For Thanksgiving Day and Christmas morning, I used to get up really early to start making fresh cinnamon rolls and dinner rolls for my family on these very special days. I would set my alarm for 4 a.m., go downstairs and begin the process of mixing the dough. I’d turn on the oven light for a bit, just long enough to warm the oven up a little, while I got the ingredients together.
The milk went into a large pan and onto a burner to warm to just the right temperature. When it got warm enough, I’d take it off the burner and add in the butter to melt and pinch of salt, gradually mixing in a flour/sugar/yeast mixture, along with the eggs, and then beat it on high for one minute. After that, I’d start adding more flour bit by bit and mixing by hand, eventually pouring the mixture onto the freshly-washed and floured kitchen table, kneading the dough until it was just the right consistency. Once it was all mixed to the perfect consistency, the dough (covered by wax paper and a clean kitchen towel) went back into the now-greased pan and into the oven that had been warmed by the oven light. There it would sit until it had risen to the perfect, fluffy height.

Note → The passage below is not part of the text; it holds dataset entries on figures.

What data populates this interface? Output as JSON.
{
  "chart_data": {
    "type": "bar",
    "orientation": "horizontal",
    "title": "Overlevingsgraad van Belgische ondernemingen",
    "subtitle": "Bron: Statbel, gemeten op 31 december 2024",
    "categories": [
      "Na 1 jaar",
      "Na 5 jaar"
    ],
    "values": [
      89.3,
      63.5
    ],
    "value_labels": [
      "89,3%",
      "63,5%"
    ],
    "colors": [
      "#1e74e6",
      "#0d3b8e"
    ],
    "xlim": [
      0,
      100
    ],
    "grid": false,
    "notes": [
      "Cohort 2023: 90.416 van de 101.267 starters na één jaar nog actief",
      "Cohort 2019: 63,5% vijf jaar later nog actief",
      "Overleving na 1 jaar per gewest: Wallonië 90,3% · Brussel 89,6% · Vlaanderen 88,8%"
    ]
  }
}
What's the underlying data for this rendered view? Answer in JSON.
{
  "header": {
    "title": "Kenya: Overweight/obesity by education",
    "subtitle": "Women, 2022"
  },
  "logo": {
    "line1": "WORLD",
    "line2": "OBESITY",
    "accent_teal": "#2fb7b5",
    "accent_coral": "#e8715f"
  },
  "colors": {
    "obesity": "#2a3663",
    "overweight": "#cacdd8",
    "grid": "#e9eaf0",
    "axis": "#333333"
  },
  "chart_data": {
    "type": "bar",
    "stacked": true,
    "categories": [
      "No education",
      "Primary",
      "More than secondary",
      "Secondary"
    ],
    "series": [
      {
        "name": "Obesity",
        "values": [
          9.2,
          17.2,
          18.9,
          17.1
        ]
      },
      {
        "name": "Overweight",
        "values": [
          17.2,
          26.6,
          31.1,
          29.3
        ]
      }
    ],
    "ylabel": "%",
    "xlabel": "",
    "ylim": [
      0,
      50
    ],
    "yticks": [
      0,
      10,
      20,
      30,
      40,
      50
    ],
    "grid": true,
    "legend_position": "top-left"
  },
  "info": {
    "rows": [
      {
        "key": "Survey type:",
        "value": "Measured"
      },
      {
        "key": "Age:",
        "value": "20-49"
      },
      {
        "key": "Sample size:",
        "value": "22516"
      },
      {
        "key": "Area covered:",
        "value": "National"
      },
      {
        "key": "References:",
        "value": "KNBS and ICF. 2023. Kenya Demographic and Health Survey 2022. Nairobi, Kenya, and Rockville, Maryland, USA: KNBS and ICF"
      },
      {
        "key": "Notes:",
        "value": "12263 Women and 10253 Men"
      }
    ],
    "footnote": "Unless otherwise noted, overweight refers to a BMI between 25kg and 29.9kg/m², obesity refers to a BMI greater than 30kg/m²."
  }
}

I’d go back to bed, setting my alarm to wake up and go back downstairs in another hour and a half or so. I would pull the dough out of the oven, carefully remove the wax paper, and then poke two fingers down into the dough. Sometimes it would have risen so much it would look like a muffin with dough pooching over the side of the pan. There’s something so satisfying about poking fingers into beautiful, raised dough. And it smells so wonderfully yeast-y. I’d then fold the dough in on itself to deflate it a bit so I could get it ready for the next step.
I’d take a big knife and carefully section each of the dough balls into quarter-portions – some for dinner rolls and the rest (most of it) for cinnamon rolls. I started with the dinner rolls, because they were the quickest to put together. Half dollar-sized chunks of dough were pulled off and rolled into little balls. Into greased cupcake pans they would go, three to a cup, to make cloverleaf dinner rolls. Covered and set onto the stove to rise, I’d move onto making cinnamon rolls.
The remaining sections of dough were individually rolled one at a time into rectangular shapes, and then slathered with partially-melted butter and generously sprinkled with cinnamon and brown sugar. Some had nuts and raisins added, some only nuts, some neither nuts nor raisins. The dough was then rolled up tightly into a long roll and scissored into sections with dental floss. Into the greased, waiting pans the dough would go, ready to be covered and set in the still-warmish oven to rise again.
This time, because the cinnamon rolls and dinner rolls didn’t need to rise as long, I usually set my alarm just to make sure I put them into the oven in time, but I didn’t sleep. Sometimes I’d use the time to take a shower and clean up the kitchen, although I usually cleaned as I went along.
Once my alarm went off, back to the kitchen I would go to begin the baking process. The whole house filled with the wonderful smell of fresh bread and cinnamon. That usually brought everyone downstairs and we would begin our Christmas morning traditions – eating warm cinnamon rolls while Joe read the Christmas story. Orange juice, milk, coffee, and fruit would complete our Christmas morning feast.
We all munched cinnamon rolls while listening to the story of the birth of our Savior, sometimes taking turns reading so Joe would have time to enjoy the his cinnamon roll while it was nice and warm. The oven would then be repurposed to bake Christmas Day dinner – sometimes a ham, sometimes a turkey, sometimes both.
I usually would mix up two or three huge pans of dough, having been sternly told by my family the night before to make sure I made enough cinnamon rolls. Believe me, we never ran out of cinnamon rolls on Christmas morning. People would drift back into the kitchen all morning and into the afternoon to get another bite of a cinnamon roll.
I don’t make cinnamon rolls any more. I tried to continue with the tradition, but it never brought the same joy. That first Christmas after Jason died, I’m sure my tears were added to the dough. It was such a tough year to celebrate Christmas at all. Jason had asked me the year before to teach him to make bread, especially cinnamon rolls. He wanted to get up with me on the next Christmas morning and help me make them so he could learn. He didn’t live to see that next Christmas morning.
Yesterday, my husband and I went for lunch to a local cafe here in town called City Bakery. It’s really a combination coffee shop/bakery/sandwich shop. It has a very comfortable vibe with people drinking coffee or eating a sandwich while chatting with a friend or relative, students studying or people on their laptops.
One menu item that City Bakery has is something they call “sticky buns.” They look and taste almost exactly like the cinnamon rolls I used to make. Mine were a little bigger and had a little more gooey stuff inside, I think, but to eat a warm cinnamon roll at City Bakery is like slipping right back in time to those Christmases when Jason was here and I got up early to make cinnamon rolls.
Sweet memories, but, oh, how I miss my boy. I would give anything to go back to those days.